Friday, April 26, 2024

Religious expression is always a possibility on a college campus

July 13, 2015

Religions have a bad reputation on campus. The prevailing narrative is geared towards social progress and aims to reject the religious dogmas of the past. I recently watched the movie “God’s Not Dead” which attempts to frame this relationship as some sort of quasi-persecution, although that isn’t quite accurate.

“God’s Not Dead” is a bad movie that attempts to look at the atmosphere of religion on college campus. Though it has a basic point I somewhat agree with, it’s narrative is simply untrue.

If you don’t know anything about the movie, it’s premise is that an atheist college professor threatens to fail a Christian student for not writing “God is Dead” on a sheet of paper for a philosophy course, unless he proves God’s existence in front of the entire class.

The kernel of truth in the film is that it points to an open hostility towards sincere believers that I’ve noticed as a Catholic, among higher education, both in classrooms and socially. But that’s where the truth ends, since after the start up “God’s Not Dead” descends into tired arguments, one-sided cardboard characters and a distorted view of reality.

The systematic oppression of religious people on campus is not accurate. Though in classrooms and among friends, those who hold traditional Christian views are at best looked at as confusing or old-fashioned and at worst (unfairly) called bigots and homophobes, it generally ends there.

Christians are, as a whole, allowed their voice and I’ve never noticed being “persecuted” by the powers that be. I’ve never been told I wasn’t allowed to reject gay marriage or that I had to accept a feminist narrative. At least I’ve never faced censure by believing so, unless you count the comment section on our website.

I have traditional views on a lot of things, and very quickly I’ve learned I’m a minority here. Believing things society held as a given for thousands of years means that I’m apparently a bigot. I’m sorry, but I don’t think disagreeing with the secular left and hate crimes are the same thing.

And should that really be the case at a university, where we supposedly treat learning and open-mindedness as virtues and ignorance as a vice? I’m not talking about ignorance in terms of “well, look at how ignorant this (person who disagrees with me) is, can’t he see the ‘truth’?” I’m talking about it in terms of understanding people who disagree with you as they understand themselves. Though it may be surprising, smart people can reach different conclusions on the same topic and it doesn’t mean one of them is ignorant or malicious.

We shouldn’t take things personally when someone sees the world differently. One generation, at one moment in history, does not have a monopoly on truth.

When we cast out opinions different from our own as bigoted or ignorant, we are not learning anything. Though I don’t necessarily accept this notion of dialogue for the sake of dialogue that has sprung up in a lot of Catholic circles, I do want to understand the people who see the world differently than I do, and not just put them in a box of what I mistakenly view their beliefs as.

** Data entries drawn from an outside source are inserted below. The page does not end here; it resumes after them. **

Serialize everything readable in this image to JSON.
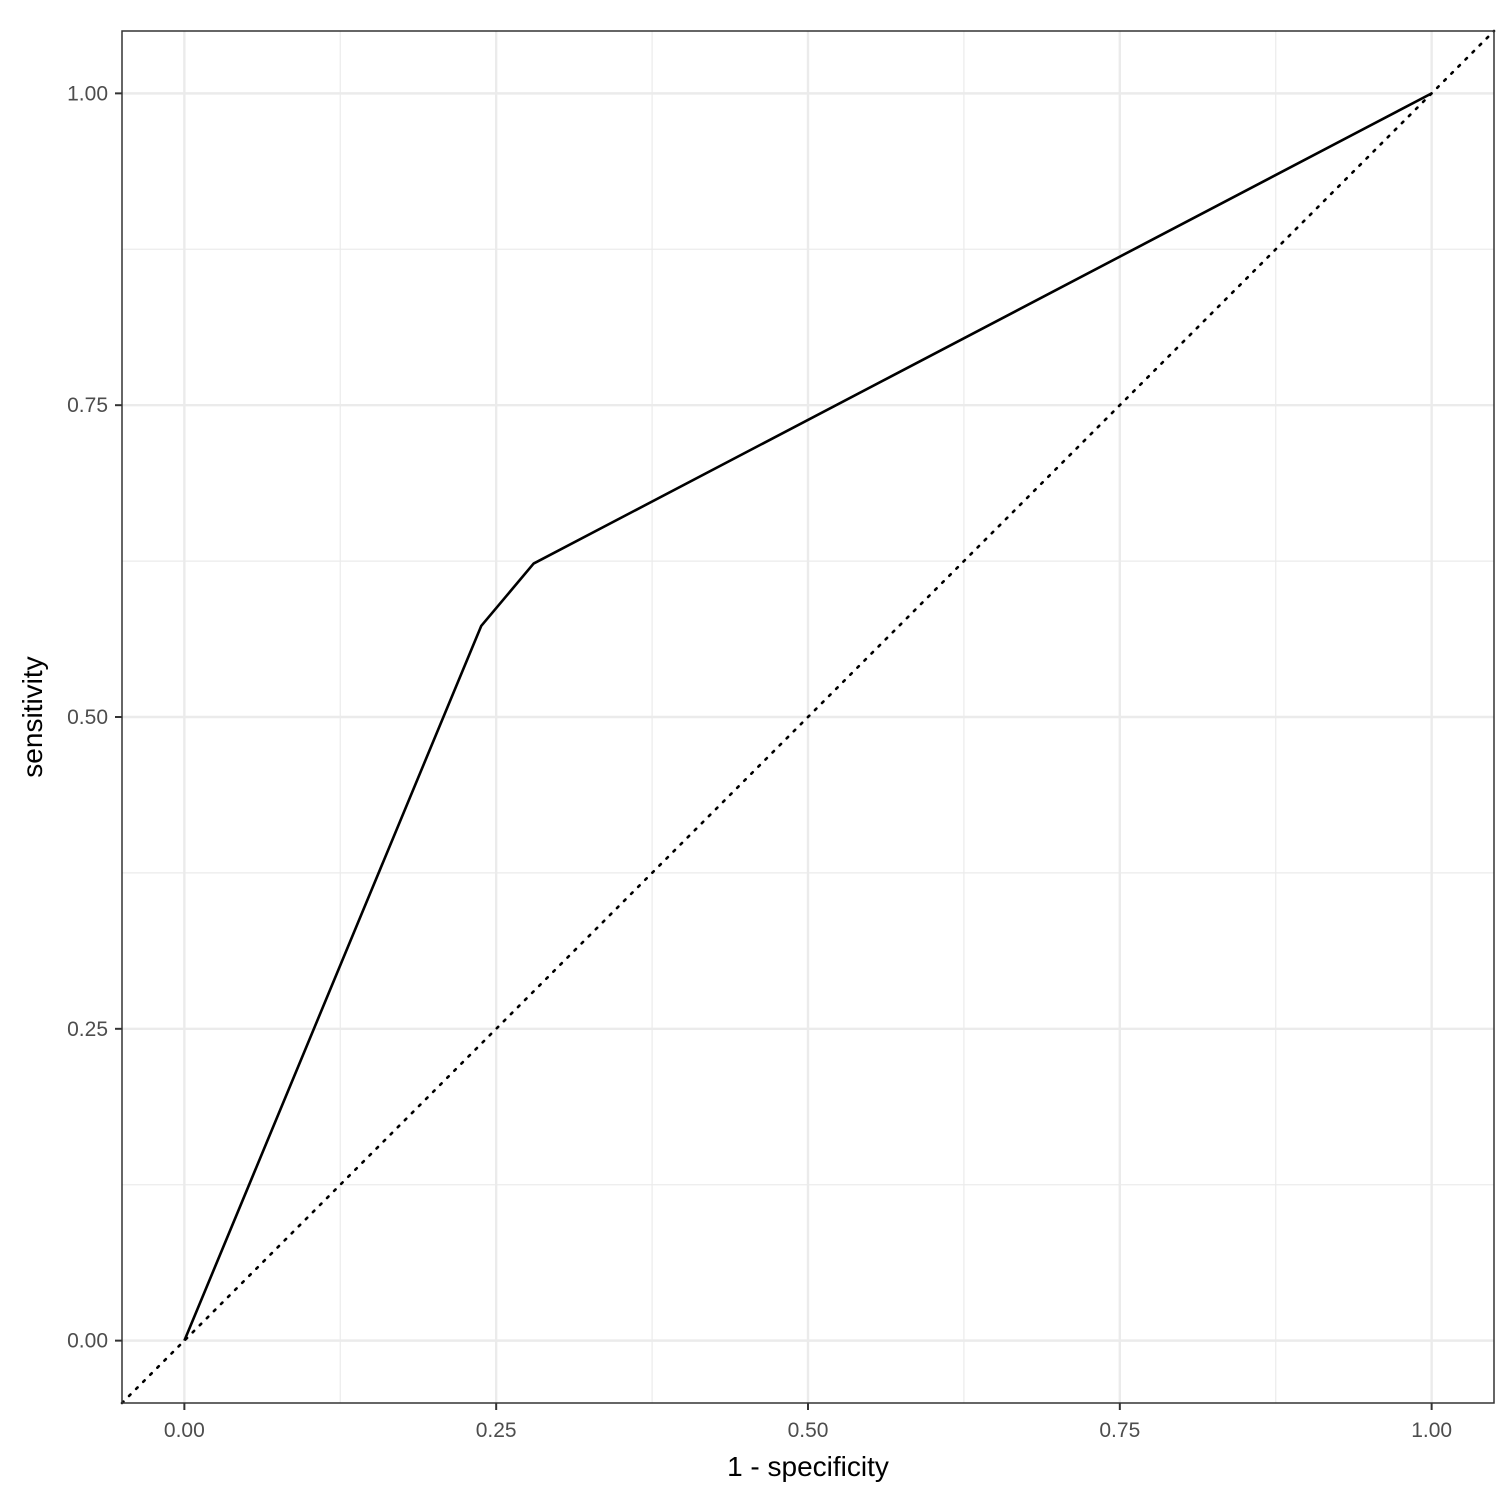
{
  "chart_data": {
    "type": "line",
    "xlabel": "1 - specificity",
    "ylabel": "sensitivity",
    "xlim": [
      -0.05,
      1.05
    ],
    "ylim": [
      -0.05,
      1.05
    ],
    "x_ticks": [
      0,
      0.25,
      0.5,
      0.75,
      1
    ],
    "y_ticks": [
      0,
      0.25,
      0.5,
      0.75,
      1
    ],
    "x_tick_labels": [
      "0.00",
      "0.25",
      "0.50",
      "0.75",
      "1.00"
    ],
    "y_tick_labels": [
      "0.00",
      "0.25",
      "0.50",
      "0.75",
      "1.00"
    ],
    "minor_ticks": [
      0.125,
      0.375,
      0.625,
      0.875
    ],
    "grid": true,
    "series": [
      {
        "style": "solid",
        "points": [
          {
            "x": 0.0,
            "y": 0.0
          },
          {
            "x": 0.238,
            "y": 0.573
          },
          {
            "x": 0.28,
            "y": 0.623
          },
          {
            "x": 1.0,
            "y": 1.0
          }
        ]
      }
    ],
    "reference_line": {
      "style": "dotted",
      "slope": 1,
      "intercept": 0
    }
  },
  "colors": {
    "line": "#000000",
    "grid": "#ebebeb",
    "border": "#333333",
    "tick_text": "#4d4d4d"
  }
}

The same courtesy is not extended to me and right-leaning Christians as a whole. They claim we’re intolerant, and they’re the tolerant ones. One paradox I like to use says a society based around tolerance has one fundamental flaw: It cannot tolerate intolerance. This is very true in a so-called progressive learning environment.

I’m not prone to cry “persecution” at any given moment, but the stigma has to stop. If we ever want to get anywhere as a society, we have to start allowing people to present their views freely, and not be worried that it will merit an accusation of bigotry.